A pilot’s fundamental responsibility is to prevent a loss of control (LOC). Loss of control in-flight (LOC-I) is the leading cause of fatal general aviation accidents in the U.S. and commercial aviation worldwide. LOC-I is defined as a significant deviation of an aircraft from the intended flightpath and it often results from an airplane upset. Maneuvering is the most common phase of flight for general aviation LOC-I accidents to occur; however, LOC-I accidents occur in all phases of flight.


To prevent LOC-I accidents, it is important for pilots to recognize and maintain a heightened awareness of situations that increase the risk of loss of control. Those situations include: uncoordinated flight, equipment malfunctions, pilot complacency, distraction, turbulence, and poor risk management – like attempting to fly in instrument meteorological conditions (IMC) when the pilot is not qualified or proficient. Sadly, there are also LOC-I accidents resulting from intentional disregard or recklessness.

To maintain aircraft control when faced with these or other contributing factors, the pilot must be aware of situations where LOC-I can occur, recognize when an airplane is approaching a stall, has stalled, or is in an upset condition, and understand and execute the correct procedures to recover the aircraft.

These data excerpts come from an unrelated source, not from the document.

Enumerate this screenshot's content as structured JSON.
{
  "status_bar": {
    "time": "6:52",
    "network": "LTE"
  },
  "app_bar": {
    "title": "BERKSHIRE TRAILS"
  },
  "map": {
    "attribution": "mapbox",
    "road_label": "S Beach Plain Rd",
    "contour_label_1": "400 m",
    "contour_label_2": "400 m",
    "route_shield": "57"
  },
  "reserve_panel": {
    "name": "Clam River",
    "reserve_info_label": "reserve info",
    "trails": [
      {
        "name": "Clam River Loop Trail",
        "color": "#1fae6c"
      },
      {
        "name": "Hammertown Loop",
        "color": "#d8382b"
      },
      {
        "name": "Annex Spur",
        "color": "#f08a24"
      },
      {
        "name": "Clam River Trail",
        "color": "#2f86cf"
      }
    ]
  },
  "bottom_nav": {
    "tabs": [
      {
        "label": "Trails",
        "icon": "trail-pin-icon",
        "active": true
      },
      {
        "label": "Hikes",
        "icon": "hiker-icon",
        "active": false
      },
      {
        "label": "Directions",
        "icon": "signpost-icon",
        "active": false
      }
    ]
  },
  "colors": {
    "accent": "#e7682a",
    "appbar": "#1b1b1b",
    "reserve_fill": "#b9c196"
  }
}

Defining an Airplane Upset

The term “upset” was formally introduced by an industry work group in 2004 in the “Pilot Guide to Airplane Upset Recovery,” which is one part of the “Airplane Upset Recovery Training Aid.” The working group was primarily focused on large transport airplanes and sought to come up with one term to describe an “unusual attitude” or “loss of control,” for example, and to generally describe specific parameters as part of its definition. Consistent with the Guide, the FAA has defined an upset as an event that unintentionally exceeds the parameters normally experienced in flight or training. These parameters are:

  • Pitch attitude greater than 25°, nose up
  • Pitch attitude greater than 10°, nose down
  • Bank angle greater than 45°
  • Within the above parameters, but flying at airspeeds inappropriate for the conditions.

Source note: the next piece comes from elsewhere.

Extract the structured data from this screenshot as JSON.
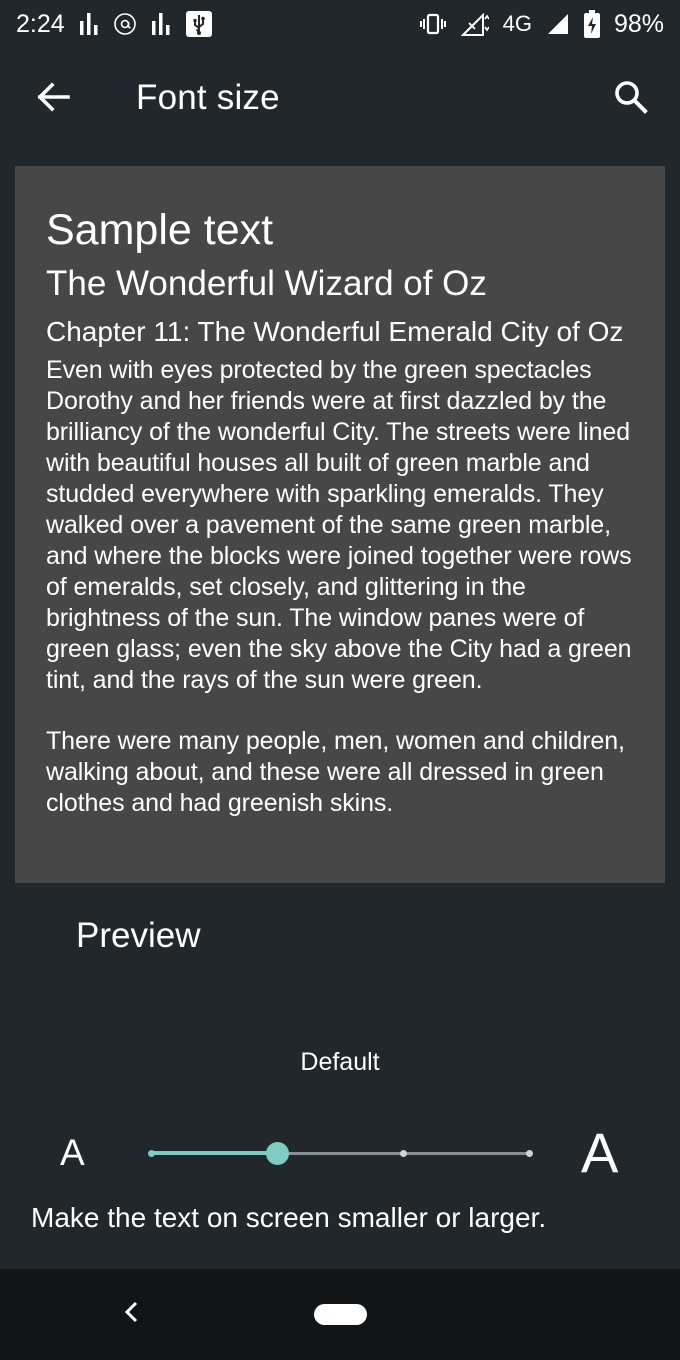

The reference to inappropriate airspeeds describes a number of undesired aircraft states, including stalls. However, stalls are directly related to angle of attack (AOA), not airspeed.

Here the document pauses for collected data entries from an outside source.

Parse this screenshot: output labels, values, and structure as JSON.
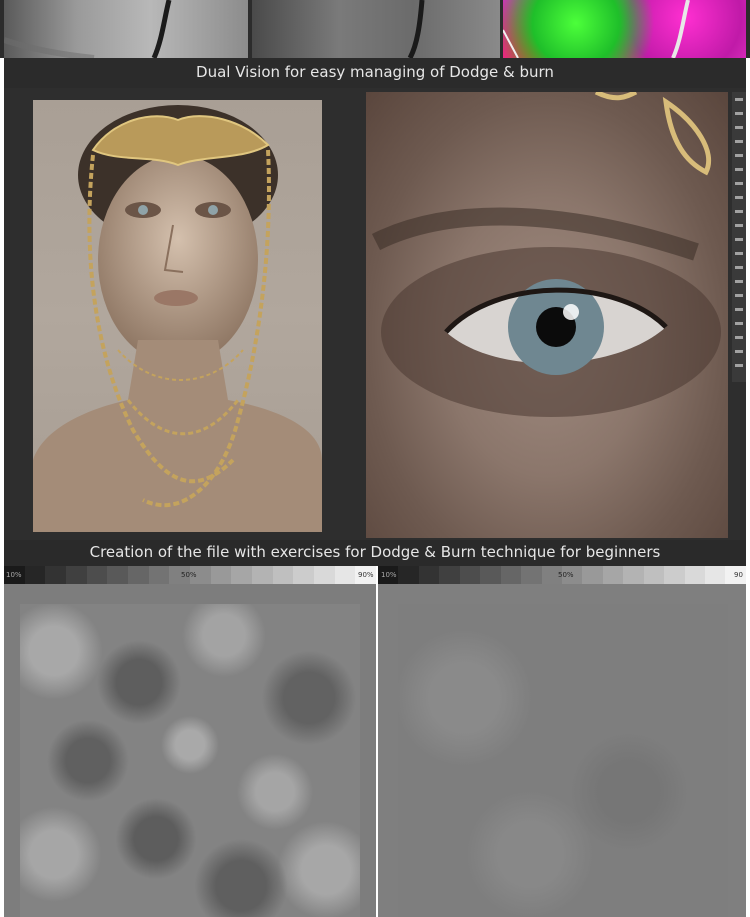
{
  "top_strip": {
    "thumbnails": [
      {
        "name": "grayscale-shoulder-view"
      },
      {
        "name": "high-contrast-gray-view"
      },
      {
        "name": "false-color-solarized-view"
      }
    ]
  },
  "captions": {
    "dual_vision": "Dual Vision for easy managing of Dodge & burn",
    "exercise_file": "Creation of the file with exercises for Dodge & Burn technique for beginners"
  },
  "gray_ramps": [
    {
      "left_label": "10%",
      "mid_label": "50%",
      "right_label": "90%"
    },
    {
      "left_label": "10%",
      "mid_label": "50%",
      "right_label": "90"
    }
  ],
  "colors": {
    "panel_background": "#2c2c2c",
    "caption_bar": "#2a2a2a",
    "caption_text": "#e6e6e6",
    "lower_panel": "#7f7f7f"
  }
}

To develop the crucial skills to prevent LOC-I, a pilot must receive upset prevention and recovery training (UPRT), which should include: slow flight, stalls, spins, and unusual attitudes.

Upset training has placed more focus on prevention— understanding what can lead to an upset so a pilot does not find himself or herself in such a situation. If an upset does occur, however, upset training also reinforces proper recovery techniques. A more detailed discussion of UPRT to include its core concepts, what the training should include, and what airplanes or kinds of simulation can be used for the training can be found later in this section.


Coordinated Flight

Coordinated flight occurs whenever the pilot is proactively correcting for yaw effects associated with power (engine/ propeller effects), aileron inputs, how an airplane reacts when turning, and airplane rigging. The airplane is in coordinated flight when the airplane’s nose is yawed directly into the relative wind and the ball is centered in the slip/skid indicator. [Figure 4-1]

Figure 4-1. Coordinated flight in a turn.

Figure 4-1. Coordinated flight in a turn.

A pilot should develop a sensitivity to side loads that indicate the nose is not yawed into the relative wind, and the airplane is not slipping or skidding. A correction should be made by applying rudder pressure on the side toward which one feels a leaning sensation. This will be the same side to which the ball in the slip/skid indicator has slewed (i.e., the old saying “step on the ball”).

Angle of Attack

The angle of attack (AOA) is the angle at which the chord of the wing meets the relative wind. The chord is a straight line from the leading edge to the trailing edge. At low angles of attack, the airflow over the top of the wing flows smoothly and produces lift with a relatively small amount of drag. As the AOA increases, lift as well as drag increases; however, above a wing’s critical AOA, the flow of air separates from the upper surface and backfills, burbles and eddies, which reduces lift and increases drag. This condition is a stall, which can lead to loss of control if the AOA is not reduced.

It is important for the pilot to understand that a stall is the result of exceeding the critical AOA, not of insufficient airspeed. The term “stalling speed” can be misleading, as this speed is often discussed when assuming 1G flight at a particular weight and configuration. Increased load factor directly affects stall speed (as well as do other factors such as gross weight, center of gravity, and flap setting). Therefore, it is possible to stall the wing at any airspeed, at any flight attitude, and at any power setting. For example, if a pilot maintains airspeed and rolls into a coordinated, level 60° banked turn, the load factor is 2Gs, and the airplane will stall at a speed that is 40 percent higher than the straight-and-level stall speed. In that 2G level turn, the pilot has to increase AOA to increase the lift required to maintain altitude. At this condition, the pilot is closer to the critical AOA than during level flight and therefore closer to the higher speed that the airplane will stall at. Because “stalling speed” is not a constant number, pilots must understand the underlying factors that affect it in order to maintain aircraft control in all circumstances.